The House of Representatives Thursday passed by an overwhelming majority legislation that would limit the Commodity Futures Trading Commission’s (CFTC) jurisdiction over cross-border swap transactions.
By a vote of 301 to 124, lawmakers voted out the Swap Jurisdiction Certainty Act (H.R. 1256), which would exempt from the U.S. swap requirements foreign units of U.S. firms that are in compliance with the swaps regulatory regime of a G20 member nation (or other foreign jurisdiction as jointly determined by the CFTC and the Securities and Exchange Commission (SEC). The bill has been sent to the Senate where its progress is uncertain given the Democratic opposition that already is lining up.
The measure requires the CFTC and the SEC to report to Congress if they determine jointly that the regulatory requirements of the G20 member nation or other foreign jurisdiction are not broadly equivalent to U.S. swaps requirements.
“The bill would require the SEC and CFTC to have identical cross-border rules; it would require a formal rule to be issued; and finally, it would authorize the SEC and CFTC to regulate swaps transactions between U.S and foreign entities if the regulators are concerned about the importation of systemic risk” into the United States, said Rep. Scott Garrett (R-NJ), chairman of the Financial Services Subcommittee on Capital Markets and Government-Sponsored Enterprises and the bill’s sponsor.
“If we get the cross-border application of Dodd-Frank wrong, the swaps trade could move permanently to foreign jurisdictions,” said Rep. Mike Conaway (R-TX).
But CFTC Chairman Gary Gensler has repeatedly emphasized the need for the U.S. agency to maintain cross-border regulation. Financial institutions “commonly set up hundreds, if not thousands, of ‘legal entities’ around the globe with a multitude of affiliate relationships. When a run starts on any overseas affiliate or branch of a modern institution, risk comes crashing back to our shores,” he said. As examples, he cited the foreign affiliates of AIG, Lehman Brothers, Citigroup and Bear Stearns, which contributed to the financial crisis in the United States in 2008.
“All of these common-sense reforms Congress mandated [in Dodd-Frank] could be undone if the overseas guaranteed affiliates and branches of U.S. persons are allowed to operate outside of these important requirements,” Gensler said.
Several other measures faced little opposition on the House floor.

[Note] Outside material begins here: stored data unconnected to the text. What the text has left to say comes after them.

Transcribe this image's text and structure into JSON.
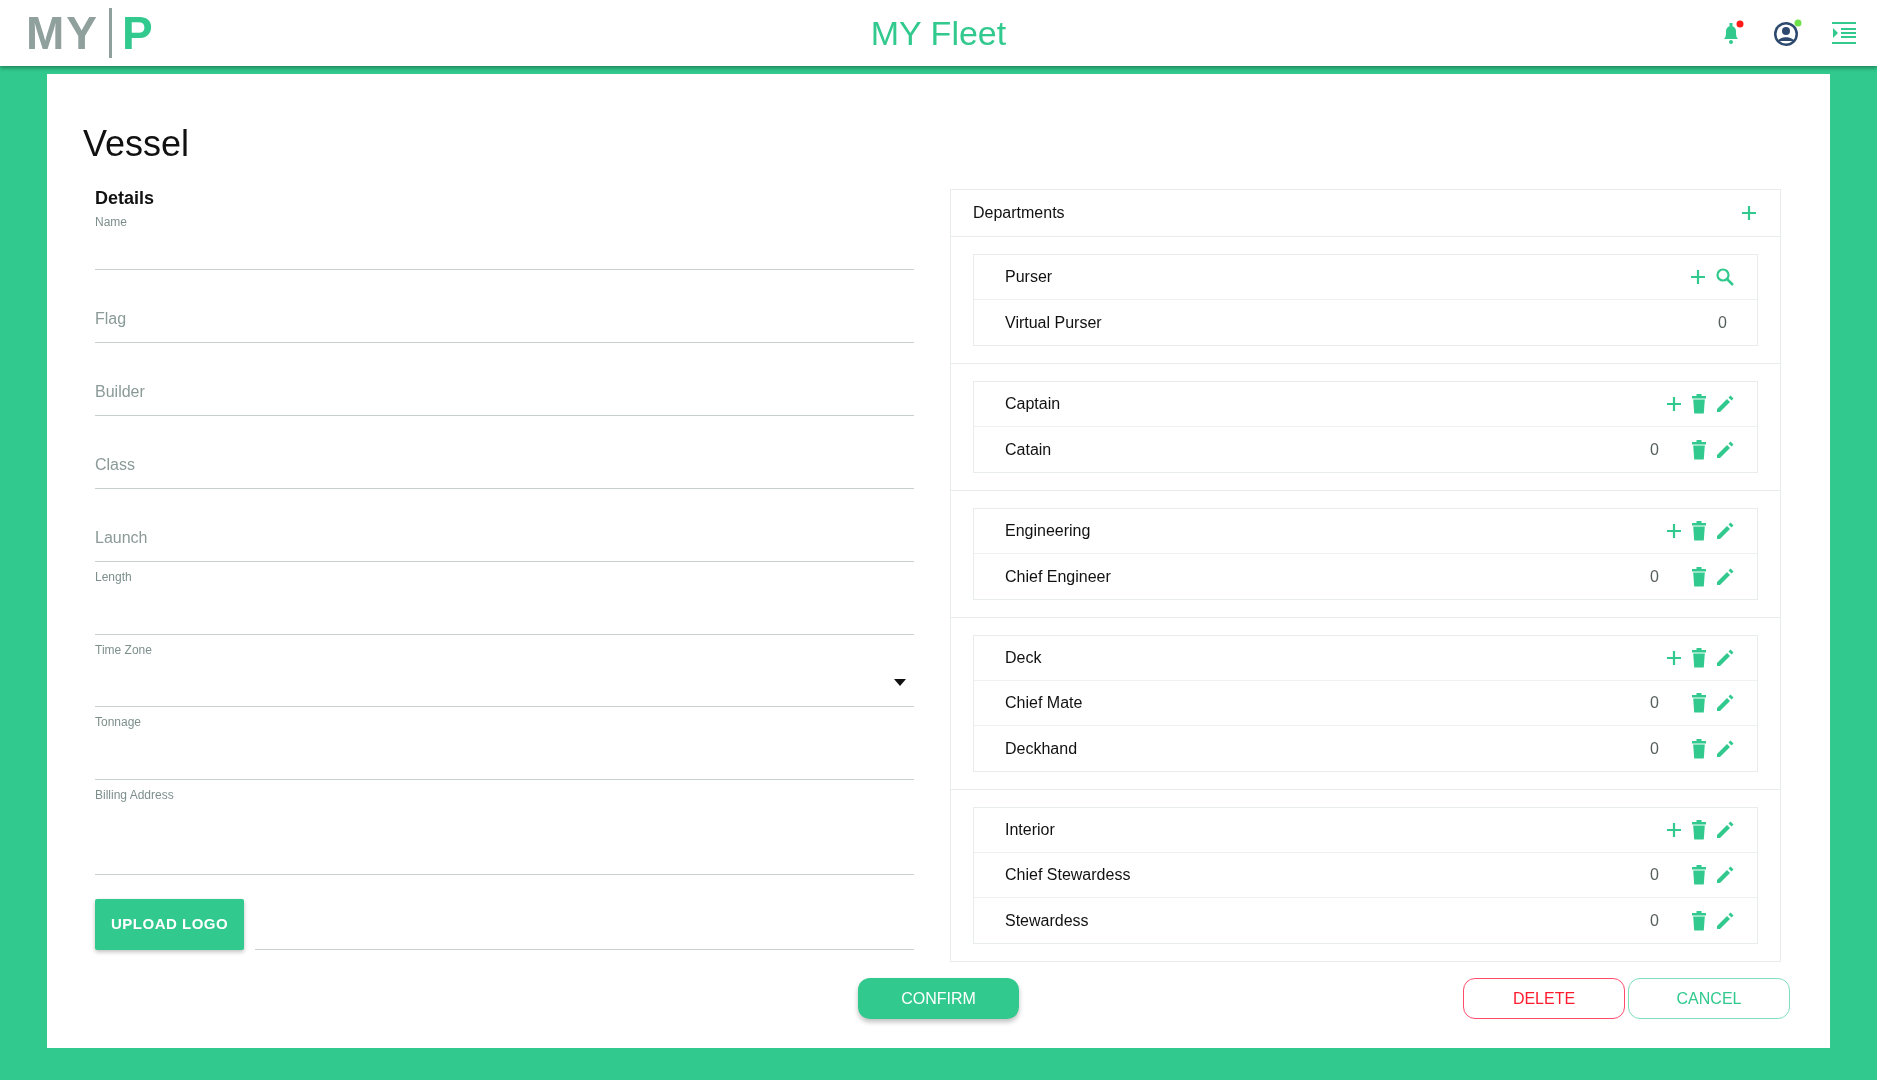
{
  "header": {
    "logo_left": "MY",
    "logo_right": "P",
    "title": "MY Fleet",
    "notifications_unread": true,
    "user_online": true
  },
  "page_title": "Vessel",
  "details": {
    "heading": "Details",
    "fields": [
      {
        "label": "Name",
        "kind": "floating"
      },
      {
        "placeholder": "Flag",
        "kind": "placeholder"
      },
      {
        "placeholder": "Builder",
        "kind": "placeholder"
      },
      {
        "placeholder": "Class",
        "kind": "placeholder"
      },
      {
        "placeholder": "Launch",
        "kind": "placeholder"
      },
      {
        "label": "Length",
        "kind": "floating"
      },
      {
        "label": "Time Zone",
        "kind": "select"
      },
      {
        "label": "Tonnage",
        "kind": "floating"
      },
      {
        "label": "Billing Address",
        "kind": "floating"
      }
    ],
    "upload_button": "UPLOAD LOGO"
  },
  "departments": {
    "title": "Departments",
    "groups": [
      {
        "name": "Purser",
        "addable": true,
        "searchable": true,
        "members": [
          {
            "name": "Virtual Purser",
            "count": "0"
          }
        ]
      },
      {
        "name": "Captain",
        "addable": true,
        "deletable": true,
        "editable": true,
        "members": [
          {
            "name": "Catain",
            "count": "0",
            "deletable": true,
            "editable": true
          }
        ]
      },
      {
        "name": "Engineering",
        "addable": true,
        "deletable": true,
        "editable": true,
        "members": [
          {
            "name": "Chief Engineer",
            "count": "0",
            "deletable": true,
            "editable": true
          }
        ]
      },
      {
        "name": "Deck",
        "addable": true,
        "deletable": true,
        "editable": true,
        "members": [
          {
            "name": "Chief Mate",
            "count": "0",
            "deletable": true,
            "editable": true
          },
          {
            "name": "Deckhand",
            "count": "0",
            "deletable": true,
            "editable": true
          }
        ]
      },
      {
        "name": "Interior",
        "addable": true,
        "deletable": true,
        "editable": true,
        "members": [
          {
            "name": "Chief Stewardess",
            "count": "0",
            "deletable": true,
            "editable": true
          },
          {
            "name": "Stewardess",
            "count": "0",
            "deletable": true,
            "editable": true
          }
        ]
      }
    ]
  },
  "buttons": [
    {
      "label": "CONFIRM",
      "kind": "primary"
    },
    {
      "label": "DELETE",
      "kind": "danger"
    },
    {
      "label": "CANCEL",
      "kind": "secondary"
    }
  ]
}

By a unanimous vote, the House Thursday also agreed to H.R. 1038 exempting any entity entering into a utility operations-related swap with a utility special entity from mandatory registration as a swap dealer.
H.R. 742, which was passed by 420-2, repeals the prerequisite that before the CFTC may share information with derivatives clearing organizations (DCO) and swap data repositories, such agencies must agree to indemnify the CFTC for expenses arising from litigation relating to the information provided.
Lastly H.R. 634, which was approved by 411 to 12, would exempt, from the rules of prudential regulators for swap dealers and major swap participants with respect to initial and variation margin requirements for swaps not cleared by a registered DCO, those swaps in which one of the counterparties: 1) is eligible for an exception from clearing requirements for certain significant price discovery agreements, contracts or transactions in a commodity exempt from regulation by the CFTC; or 2) satisfies specified criteria governing treatment of affiliates in connection with clearing requirements.
All of the bills, with the exception of H.R. 634, have been referred to the Senate Agriculture Committee for action. H.R. 634 has been sent to the Senate Banking Committee.